Using Web Technologies For The Local User Interface
This is a rough concept for using web technologies for the local user interface, replacing the Swing-based user interface. The basic idea is this:
- The user downloads the software
- They start languagetool-standalone.jar
- A local webserver is started on port 8080 (other ports are tried automatically if 8080 is used already)
- The user's default web browser is started, showing http://localhost:8080, which looks a lot like languagetool.org today but with more features (set mother tongue, activate/deactivate rules, …)

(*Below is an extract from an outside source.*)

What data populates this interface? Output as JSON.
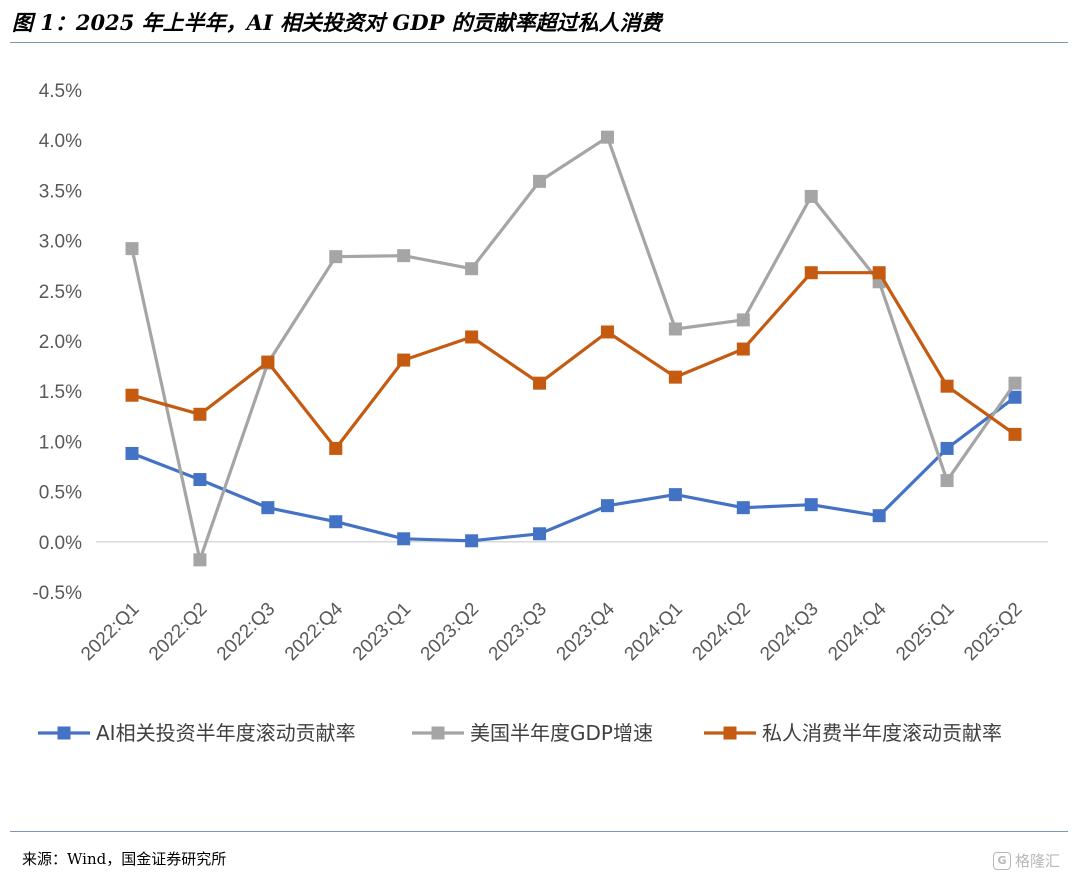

- When the user checks a text, the API running at http://localhost:8080 is used
No features would be lost compared to before, as there's still the server part running which can e.g. store configuration files or show an LT icon in the task bar. In other words, we're not limited by what Javascript can do. Privacy is as good as with the old stand-alone version, as no personal data leaves the user's computer.
What's good about this?
- We'd be using the same technology for the stand-alone client and the web interface
- By doing so, the interface at languagetool.org would become complete, features like rule configuration would be added
- We'd be using technologies that are more widespread among developers than Swing is
- It's easy to add a "remote" mode, where a different LT server is used instead of the local one (e.g. to take advantage of the ngram data which is available on languagetool.org, but usually not locally)
What's bad about this?
- HTML + Javascript + CSS + server part is at least as complex as Swing
- It's a lot of work
Status
There's an incomplete prototype implementation, see page attachments. The main class to start is LocalWebAppConcept.